The skits also benefit from precise and well designed technical support. A sketch in which a woman (Klein) talks to her GPS (Jimmy Mak) sparkles not just because of Klein’s wry, well-timed delivery but because of perfectly synchronized lighting and sound effects, as does a sketch in which a warring couple (Walker and Stacie Boord) communicate through snatches of songs punched into a car radio.
Even the more typical skits, like a soap opera parody, play clever variations on the usual themes, shifting briskly between American, Spanish and Russian takes on a hospital scene.
Shadowbox has always been strong musically, but this production highlights how well the varied singers work together. Together, Jennifer Hahn and Stacie Boord make Alannah Myles’ Black Velvet an elegantly sultry stunner. Boord, Lay and Leah Haviland work equal magic on Nelly Furtado’s Turn Off the Lights, with their voices combining to make more than the sum of their parts.
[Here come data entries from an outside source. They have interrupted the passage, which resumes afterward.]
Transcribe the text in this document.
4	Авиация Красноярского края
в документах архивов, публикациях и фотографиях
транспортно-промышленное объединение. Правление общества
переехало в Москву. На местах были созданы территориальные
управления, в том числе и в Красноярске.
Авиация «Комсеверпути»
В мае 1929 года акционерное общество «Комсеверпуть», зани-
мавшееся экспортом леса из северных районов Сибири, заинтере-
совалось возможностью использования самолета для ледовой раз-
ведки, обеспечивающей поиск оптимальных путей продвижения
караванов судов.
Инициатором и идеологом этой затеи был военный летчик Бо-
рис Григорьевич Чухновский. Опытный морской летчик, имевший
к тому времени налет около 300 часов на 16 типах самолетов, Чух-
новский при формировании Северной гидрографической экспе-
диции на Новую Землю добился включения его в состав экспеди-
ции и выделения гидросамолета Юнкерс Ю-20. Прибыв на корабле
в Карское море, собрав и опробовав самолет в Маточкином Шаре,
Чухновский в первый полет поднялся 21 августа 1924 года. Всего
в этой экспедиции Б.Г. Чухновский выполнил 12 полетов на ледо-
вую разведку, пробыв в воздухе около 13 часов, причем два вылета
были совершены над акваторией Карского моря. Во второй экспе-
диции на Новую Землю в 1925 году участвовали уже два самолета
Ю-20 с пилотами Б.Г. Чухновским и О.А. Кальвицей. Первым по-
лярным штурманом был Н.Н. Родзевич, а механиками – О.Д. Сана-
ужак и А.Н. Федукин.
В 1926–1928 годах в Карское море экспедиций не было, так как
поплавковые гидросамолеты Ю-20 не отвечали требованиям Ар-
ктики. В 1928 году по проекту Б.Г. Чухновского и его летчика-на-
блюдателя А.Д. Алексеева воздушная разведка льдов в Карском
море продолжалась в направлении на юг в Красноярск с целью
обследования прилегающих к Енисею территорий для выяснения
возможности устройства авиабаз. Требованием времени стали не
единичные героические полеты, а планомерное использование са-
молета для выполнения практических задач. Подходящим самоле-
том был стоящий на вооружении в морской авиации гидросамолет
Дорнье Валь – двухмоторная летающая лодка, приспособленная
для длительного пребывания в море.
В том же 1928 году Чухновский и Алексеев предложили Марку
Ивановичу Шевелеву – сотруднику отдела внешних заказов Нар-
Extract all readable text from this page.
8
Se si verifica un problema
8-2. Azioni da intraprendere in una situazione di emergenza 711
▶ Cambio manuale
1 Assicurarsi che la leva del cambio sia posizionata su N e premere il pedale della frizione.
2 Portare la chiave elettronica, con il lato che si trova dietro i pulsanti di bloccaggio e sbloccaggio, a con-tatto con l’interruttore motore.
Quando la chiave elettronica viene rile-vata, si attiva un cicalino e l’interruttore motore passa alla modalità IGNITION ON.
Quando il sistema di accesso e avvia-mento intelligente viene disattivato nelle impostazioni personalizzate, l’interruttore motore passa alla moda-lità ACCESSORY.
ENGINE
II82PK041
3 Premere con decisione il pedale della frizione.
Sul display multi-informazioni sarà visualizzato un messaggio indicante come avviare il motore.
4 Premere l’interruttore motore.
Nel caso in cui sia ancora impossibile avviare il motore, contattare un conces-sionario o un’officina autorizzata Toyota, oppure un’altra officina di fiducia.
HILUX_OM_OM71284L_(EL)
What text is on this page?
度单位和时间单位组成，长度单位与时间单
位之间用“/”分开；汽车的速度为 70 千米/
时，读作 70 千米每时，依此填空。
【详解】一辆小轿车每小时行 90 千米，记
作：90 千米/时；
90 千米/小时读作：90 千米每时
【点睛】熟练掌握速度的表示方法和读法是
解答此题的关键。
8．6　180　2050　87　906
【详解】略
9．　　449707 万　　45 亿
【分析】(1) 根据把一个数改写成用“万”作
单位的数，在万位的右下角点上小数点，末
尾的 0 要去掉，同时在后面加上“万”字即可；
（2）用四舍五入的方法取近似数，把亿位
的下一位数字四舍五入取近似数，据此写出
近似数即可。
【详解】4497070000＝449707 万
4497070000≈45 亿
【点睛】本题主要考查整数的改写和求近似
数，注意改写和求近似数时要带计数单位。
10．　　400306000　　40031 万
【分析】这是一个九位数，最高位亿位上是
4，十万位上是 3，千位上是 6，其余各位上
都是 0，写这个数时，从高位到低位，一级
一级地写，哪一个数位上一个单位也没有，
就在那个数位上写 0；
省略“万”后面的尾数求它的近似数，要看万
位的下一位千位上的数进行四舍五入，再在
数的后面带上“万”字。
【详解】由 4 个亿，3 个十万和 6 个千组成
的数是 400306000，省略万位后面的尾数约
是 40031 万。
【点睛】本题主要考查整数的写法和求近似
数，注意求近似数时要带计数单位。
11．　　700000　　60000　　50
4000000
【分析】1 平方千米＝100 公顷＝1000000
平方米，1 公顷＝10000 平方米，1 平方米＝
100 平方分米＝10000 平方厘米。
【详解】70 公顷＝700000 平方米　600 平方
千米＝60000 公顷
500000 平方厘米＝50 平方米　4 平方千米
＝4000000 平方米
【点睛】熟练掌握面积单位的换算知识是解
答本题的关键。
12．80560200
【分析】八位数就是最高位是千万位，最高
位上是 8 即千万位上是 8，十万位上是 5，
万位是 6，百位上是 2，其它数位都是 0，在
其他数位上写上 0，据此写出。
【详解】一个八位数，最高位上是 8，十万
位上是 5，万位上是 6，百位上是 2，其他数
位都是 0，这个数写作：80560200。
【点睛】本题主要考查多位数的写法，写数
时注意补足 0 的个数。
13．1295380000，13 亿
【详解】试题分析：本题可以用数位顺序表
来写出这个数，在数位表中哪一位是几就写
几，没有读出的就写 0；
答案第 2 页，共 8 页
The evening ends with a quietly electrifying Purple Rain, to which all of the company’s primary vocalists contribute, with the focus moving smoothly from one singer to another without diminishing the song’s communal effect.
Even those who think they know what to expect from Shadowbox should be surprised and pleased by the level to which the company has grown, while those who haven’t experienced it will find this a good time to give it a try.